Bei der Anwendung von EMS-Training ist die Sicherheit des Trainierenden entscheidend. Die Branche hat dies früh erkannt und unter dem Titel „SAFETY FIRST“ konkrete Handlungsempfehlungen entwickelt.

Bei der Anwendung von EMS-Training ist die Sicherheit des Trainierenden entscheidend. Die Branche hat dies früh erkannt und unter dem Titel „SAFETY FIRST“ konkrete Handlungsempfehlungen entwickelt.
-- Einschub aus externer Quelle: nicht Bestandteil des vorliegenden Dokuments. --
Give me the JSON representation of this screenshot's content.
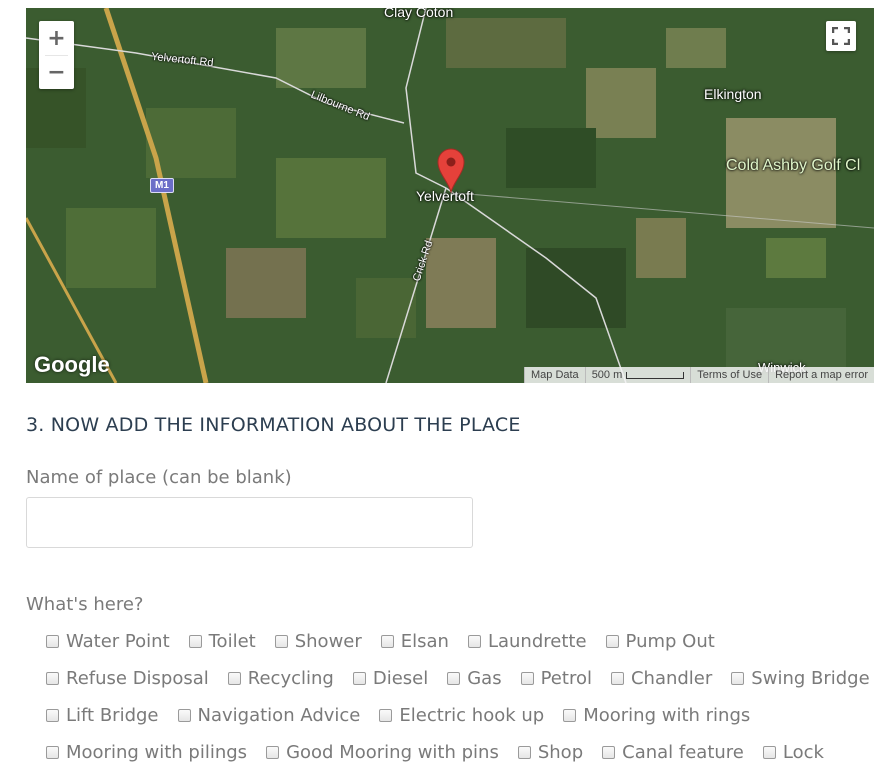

Diese basieren auf den aktuellen wissenschaftlichen Forschungsergebnissen der im EMS-Bereich forschenden Wissenschaftler der Universitäten Köln, Kaiserslautern und Erlangen-Nürnberg.

Ganzkörper-EMS-Training führt über den sehr hohen Umfang an zeitgleich beanspruchter Muskelmasse zu einer sehr hohen metabolischen Belastung des Organismus. Die Gefahr unerwünschter Komplikationen (z. B. cardiovaskulärer Ereignisse) ist daher beim Ganzkörper-EMS-Training im Vergleich zu einem konventionellen Fitnesstraining als höher einzustufen. Insbesondere bei Personen ohne sportliche Vorerfahrung sowie bei Personen mit zusätzlichen gesundheitlichen Einschränkungen ist daher auf eine hinreichend sichere und behutsame Ganzkörper-EMS-Anwendung zu achten.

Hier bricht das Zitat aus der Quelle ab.